Non-Tariff Measures. Russia’s application of non-tariff measures (e.g., opaque customs regulations on import valuation, burdensome import licensing requirements, and the rules governing imports of alcoholic products) has often undermined benefits expected from the application of lower tariffs, although in late 2016 a safeguard measure on combine harvesters was allowed to expire on schedule.
Exports. Russia maintains a list of products “of utmost importance for the domestic market” that could be subjected to export restrictions or prohibitions.
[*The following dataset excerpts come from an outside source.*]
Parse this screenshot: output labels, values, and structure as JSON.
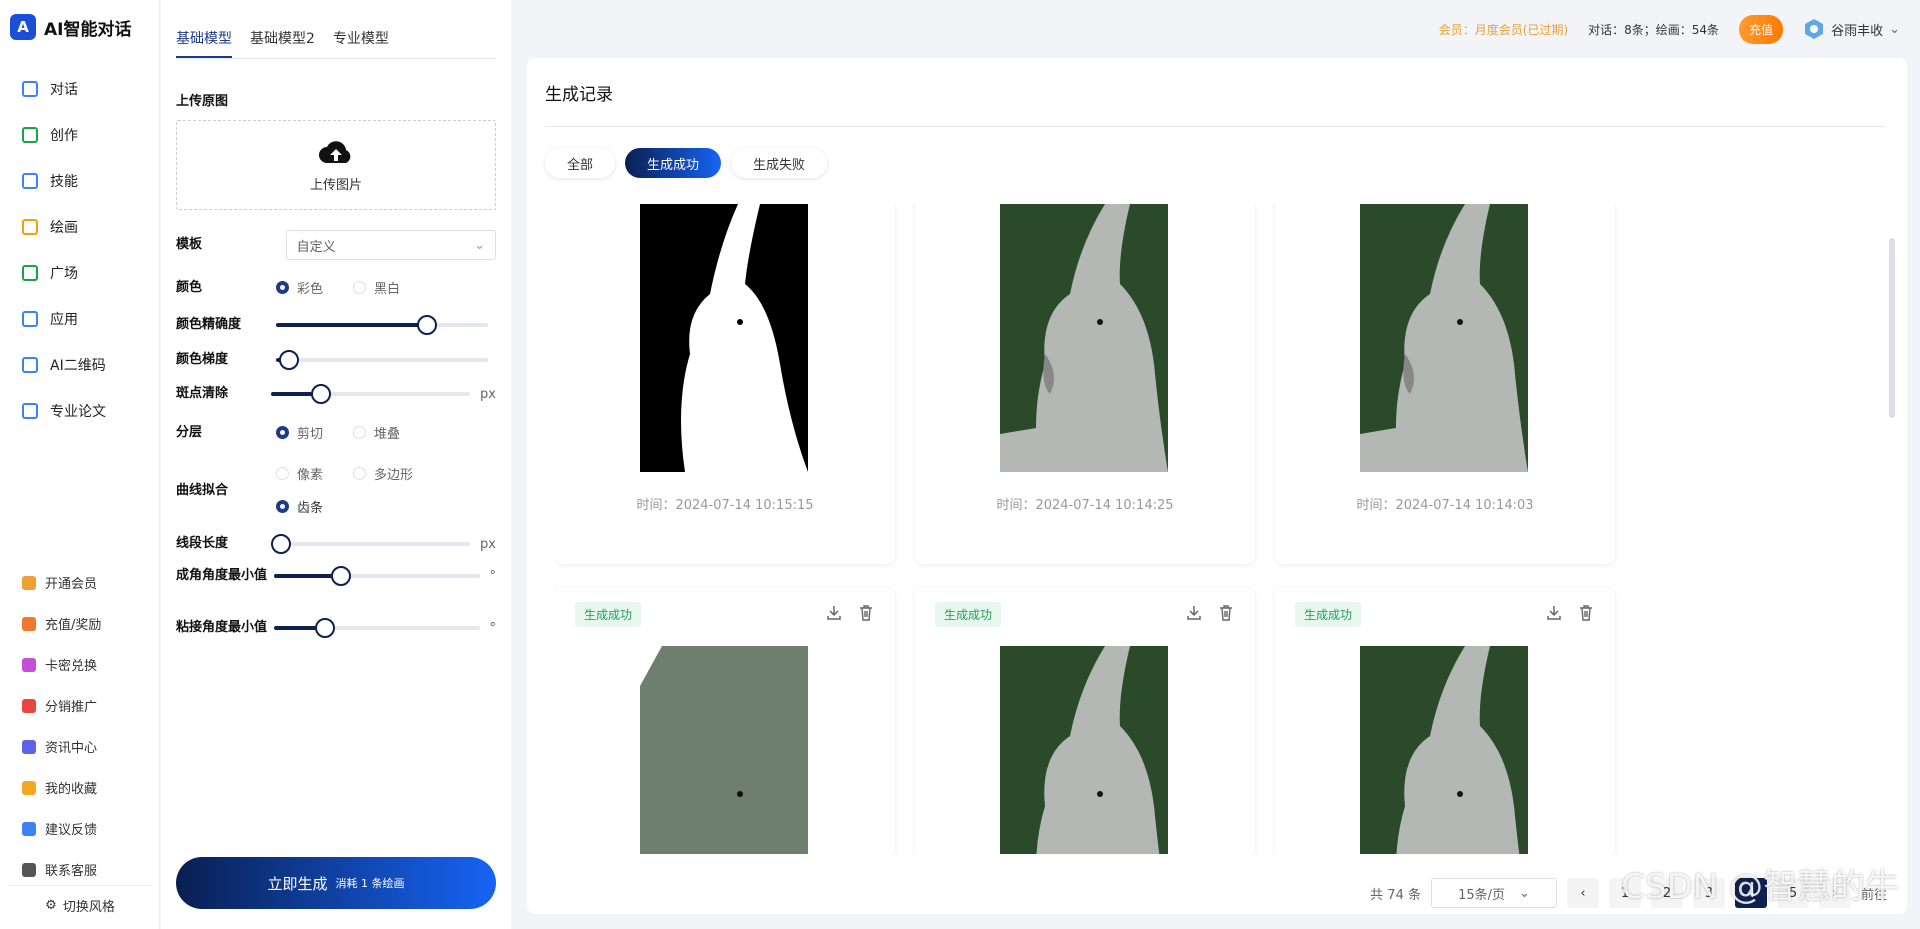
{
  "app": {
    "title": "AI智能对话"
  },
  "sidebar": {
    "items": [
      {
        "label": "对话",
        "icon": "chat-icon"
      },
      {
        "label": "创作",
        "icon": "pen-icon"
      },
      {
        "label": "技能",
        "icon": "skill-icon"
      },
      {
        "label": "绘画",
        "icon": "palette-icon"
      },
      {
        "label": "广场",
        "icon": "plaza-icon"
      },
      {
        "label": "应用",
        "icon": "apps-icon"
      },
      {
        "label": "AI二维码",
        "icon": "qrcode-icon"
      },
      {
        "label": "专业论文",
        "icon": "paper-icon"
      }
    ],
    "bottom_items": [
      {
        "label": "开通会员",
        "icon": "crown-icon",
        "color": "#f0a030"
      },
      {
        "label": "充值/奖励",
        "icon": "coin-icon",
        "color": "#f0772f"
      },
      {
        "label": "卡密兑换",
        "icon": "card-icon",
        "color": "#c54ed8"
      },
      {
        "label": "分销推广",
        "icon": "share-icon",
        "color": "#e8463f"
      },
      {
        "label": "资讯中心",
        "icon": "news-icon",
        "color": "#5b62e8"
      },
      {
        "label": "我的收藏",
        "icon": "star-icon",
        "color": "#f5a623"
      },
      {
        "label": "建议反馈",
        "icon": "feedback-icon",
        "color": "#3b82f6"
      },
      {
        "label": "联系客服",
        "icon": "headset-icon",
        "color": "#555555"
      }
    ],
    "switch_style": "切换风格"
  },
  "panel": {
    "tabs": [
      "基础模型",
      "基础模型2",
      "专业模型"
    ],
    "upload_title": "上传原图",
    "upload_button": "上传图片",
    "template": {
      "label": "模板",
      "value": "自定义"
    },
    "color": {
      "label": "颜色",
      "options": [
        "彩色",
        "黑白"
      ],
      "selected": 0
    },
    "color_precision": {
      "label": "颜色精确度",
      "value": 0.71
    },
    "color_gradient": {
      "label": "颜色梯度",
      "value": 0.06
    },
    "speckle": {
      "label": "斑点清除",
      "value": 0.25,
      "unit": "px"
    },
    "layering": {
      "label": "分层",
      "options": [
        "剪切",
        "堆叠"
      ],
      "selected": 0
    },
    "curve_fit": {
      "label": "曲线拟合",
      "options": [
        "像素",
        "多边形",
        "齿条"
      ],
      "selected": 2
    },
    "segment_length": {
      "label": "线段长度",
      "value": 0.05,
      "unit": "px"
    },
    "corner_min": {
      "label": "成角角度最小值",
      "value": 0.33,
      "unit": "°"
    },
    "splice_min": {
      "label": "粘接角度最小值",
      "value": 0.25,
      "unit": "°"
    },
    "generate": {
      "label": "立即生成",
      "cost": "消耗 1 条绘画"
    }
  },
  "topbar": {
    "member": "会员：月度会员(已过期)",
    "quota": "对话：8条；绘画：54条",
    "recharge": "充值",
    "username": "谷雨丰收"
  },
  "main": {
    "title": "生成记录",
    "filters": [
      "全部",
      "生成成功",
      "生成失败"
    ],
    "active_filter": 1,
    "cards_row1": [
      {
        "time": "时间：2024-07-14 10:15:15"
      },
      {
        "time": "时间：2024-07-14 10:14:25"
      },
      {
        "time": "时间：2024-07-14 10:14:03"
      }
    ],
    "cards_row2": [
      {
        "badge": "生成成功"
      },
      {
        "badge": "生成成功"
      },
      {
        "badge": "生成成功"
      }
    ],
    "pagination": {
      "total": "共 74 条",
      "page_size": "15条/页",
      "pages": [
        "1",
        "2",
        "3",
        "4",
        "5"
      ],
      "current": 4,
      "goto": "前往"
    },
    "watermark": "CSDN @智慧的牛"
  }
}
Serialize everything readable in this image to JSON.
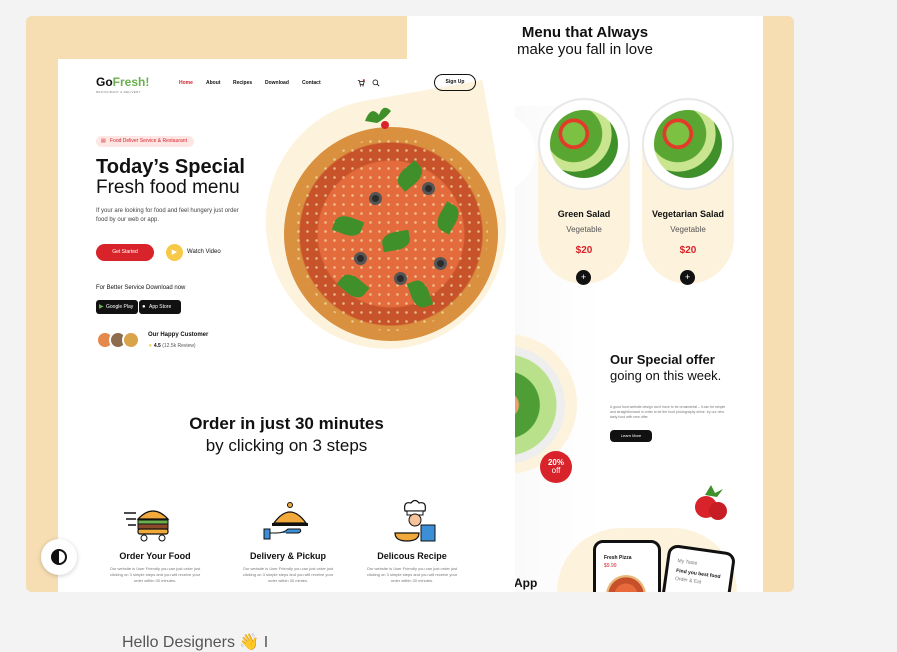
{
  "menu_page": {
    "title_line1": "Menu that Always",
    "title_line2": "make you fall in love",
    "cards": [
      {
        "name": "Green Salad",
        "category": "Vegetable",
        "price": "$20",
        "add": "+"
      },
      {
        "name": "Vegetarian Salad",
        "category": "Vegetable",
        "price": "$20",
        "add": "+"
      }
    ],
    "offer": {
      "title_bold": "Our Special offer",
      "title_regular": "going on this week.",
      "description": "A good food website design don't have to be ornamental – it can be simple and straightforward in order to let the food photography shine. try our new tasty food with new offer.",
      "button": "Learn More",
      "badge_pct": "20%",
      "badge_off": "off"
    },
    "app_label": "App",
    "phone1": {
      "title": "Fresh Pizza",
      "price": "$9.99"
    },
    "phone2": {
      "title": "Find you best food",
      "subtitle": "Order & Eat",
      "back": "My Taste"
    }
  },
  "landing": {
    "logo_go": "Go",
    "logo_fresh": "Fresh!",
    "logo_sub": "RESTAURANT & DELIVERY",
    "nav": [
      "Home",
      "About",
      "Recipes",
      "Download",
      "Contact"
    ],
    "signup": "Sign Up",
    "tag": "Food Deliver Service & Restaurant",
    "heading1": "Today’s Special",
    "heading2": "Fresh food menu",
    "lead": "If your are looking for food and feel hungery just order food by our web or app.",
    "cta": "Get Started",
    "watch": "Watch Video",
    "download_label": "For Better Service Download now",
    "google_play": "Google Play",
    "app_store": "App Store",
    "happy": "Our Happy Customer",
    "rating_value": "4.5",
    "rating_count": "(12.5k Review)",
    "steps_title1": "Order in just 30 minutes",
    "steps_title2": "by clicking on 3 steps",
    "steps": [
      {
        "title": "Order Your Food",
        "desc": "Our website is User Friendly you can just order just clicking on 3 simple steps and you will receive your order within 30 minutes."
      },
      {
        "title": "Delivery & Pickup",
        "desc": "Our website is User Friendly you can just order just clicking on 3 simple steps and you will receive your order within 30 mintes."
      },
      {
        "title": "Delicous Recipe",
        "desc": "Our website is User Friendly you can just order just clicking on 3 simple steps and you will receive your order within 30 minutes."
      }
    ]
  },
  "colors": {
    "accent": "#d8232a",
    "cream": "#fdf3dd",
    "frame": "#f6ddb2",
    "green": "#6ab04c",
    "yellow": "#f7c948"
  },
  "footer_text": "Hello Designers 👋 I",
  "icons": [
    "cart-icon",
    "search-icon",
    "play-icon",
    "star-icon",
    "theme-toggle-icon"
  ]
}
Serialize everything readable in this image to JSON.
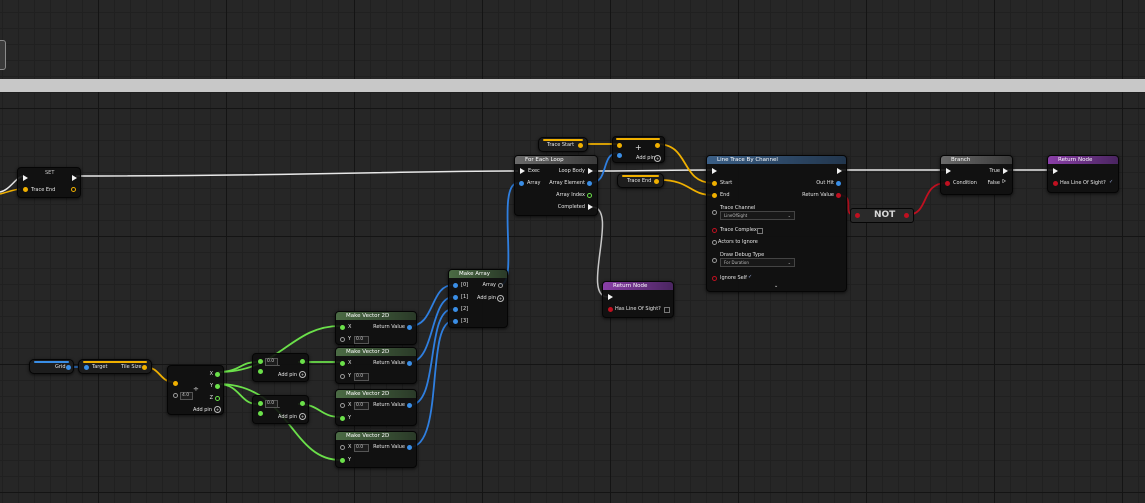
{
  "colors": {
    "exec": "#f2f2f2",
    "vector": "#f0b000",
    "float": "#6be04a",
    "object": "#3a8ee6",
    "bool": "#c01020"
  },
  "set_node": {
    "title": "SET",
    "pin_label": "Trace End"
  },
  "trace_start": {
    "label": "Trace Start"
  },
  "trace_end_var": {
    "label": "Trace End"
  },
  "add_node": {
    "symbol": "+",
    "add_pin": "Add pin"
  },
  "for_each": {
    "title": "For Each Loop",
    "exec": "Exec",
    "array": "Array",
    "loop_body": "Loop Body",
    "array_element": "Array Element",
    "array_index": "Array Index",
    "completed": "Completed"
  },
  "line_trace": {
    "title": "Line Trace By Channel",
    "start": "Start",
    "end": "End",
    "out_hit": "Out Hit",
    "return_value": "Return Value",
    "trace_channel": "Trace Channel",
    "trace_channel_value": "LineOfSight",
    "trace_complex": "Trace Complex",
    "actors_to_ignore": "Actors to Ignore",
    "draw_debug_type": "Draw Debug Type",
    "draw_debug_value": "For Duration",
    "ignore_self": "Ignore Self"
  },
  "not_node": {
    "label": "NOT"
  },
  "branch": {
    "title": "Branch",
    "condition": "Condition",
    "true": "True",
    "false": "False"
  },
  "return_node_1": {
    "title": "Return Node",
    "pin": "Has Line Of Sight?"
  },
  "return_node_2": {
    "title": "Return Node",
    "pin": "Has Line Of Sight?"
  },
  "make_array": {
    "title": "Make Array",
    "items": [
      "[0]",
      "[1]",
      "[2]",
      "[3]"
    ],
    "array": "Array",
    "add_pin": "Add pin"
  },
  "vectors": [
    {
      "title": "Make Vector 2D",
      "x": "X",
      "y": "Y",
      "y_value": "0.0",
      "return": "Return Value"
    },
    {
      "title": "Make Vector 2D",
      "x": "X",
      "y": "Y",
      "y_value": "0.0",
      "return": "Return Value"
    },
    {
      "title": "Make Vector 2D",
      "x": "X",
      "x_value": "0.0",
      "y": "Y",
      "return": "Return Value"
    },
    {
      "title": "Make Vector 2D",
      "x": "X",
      "x_value": "0.0",
      "y": "Y",
      "return": "Return Value"
    }
  ],
  "grid_var": {
    "label": "Grid"
  },
  "tile_size": {
    "target": "Target",
    "label": "Tile Size"
  },
  "divide_node": {
    "symbol": "÷",
    "value": "4.0",
    "x": "X",
    "y": "Y",
    "z": "Z",
    "add_pin": "Add pin"
  },
  "sub_nodes": [
    {
      "value": "0.0",
      "symbol": "-",
      "add_pin": "Add pin"
    },
    {
      "value": "0.0",
      "symbol": "-",
      "add_pin": "Add pin"
    }
  ]
}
Agricultural Goods. In some cases, Russia does not appear to have based its sanitary and phytosanitary measures on international standards or provided a science-based, objective risk assessment in those cases where it applied a more stringent standard. Russia has also delayed approval of establishments, failed to remove veterinary control measures on certain products, and disrupted or prohibited the import and transshipment of a variety of U.S. agricultural products without justification. Further, Russia has imposed a general ban on imports of most agricultural products from the U.S.
Industrial Policies. Russia is increasingly imposing domestic content requirements on purchases by state-owned and state-controlled enterprises as well as preference programs for government purchases of domestically-produced products such as automobiles, satellite navigation systems, software, medical devices, and pharmaceutical goods. Many of these preferences initially applied only to government procurement, but in 2016 Russia began to extend its domestic purchasing requirements to state-owned enterprises outside of the procurement context.
Services. Russia appears to be complying with its services commitments for the most part, but protectionist tendencies continue to arise. For example, Russia’s data localization law appears to require that companies store the personal data of Russian citizens on servers within Russia. The law is opaque and vague in many respects but may implicate certain commitments on cross-border trade in services.
IPR. Although Russia made significant improvements in its intellectual property rights regime as it negotiated to accede to the WTO, that momentum has been lost. For example, Russia amended certain IPR-related legislation but then failed to issue final regulations necessary to implement the law. Russia has improved its enforcement efforts against online piracy but IPR enforcement in general continues to remain a significant problem and appears to have decreased recently.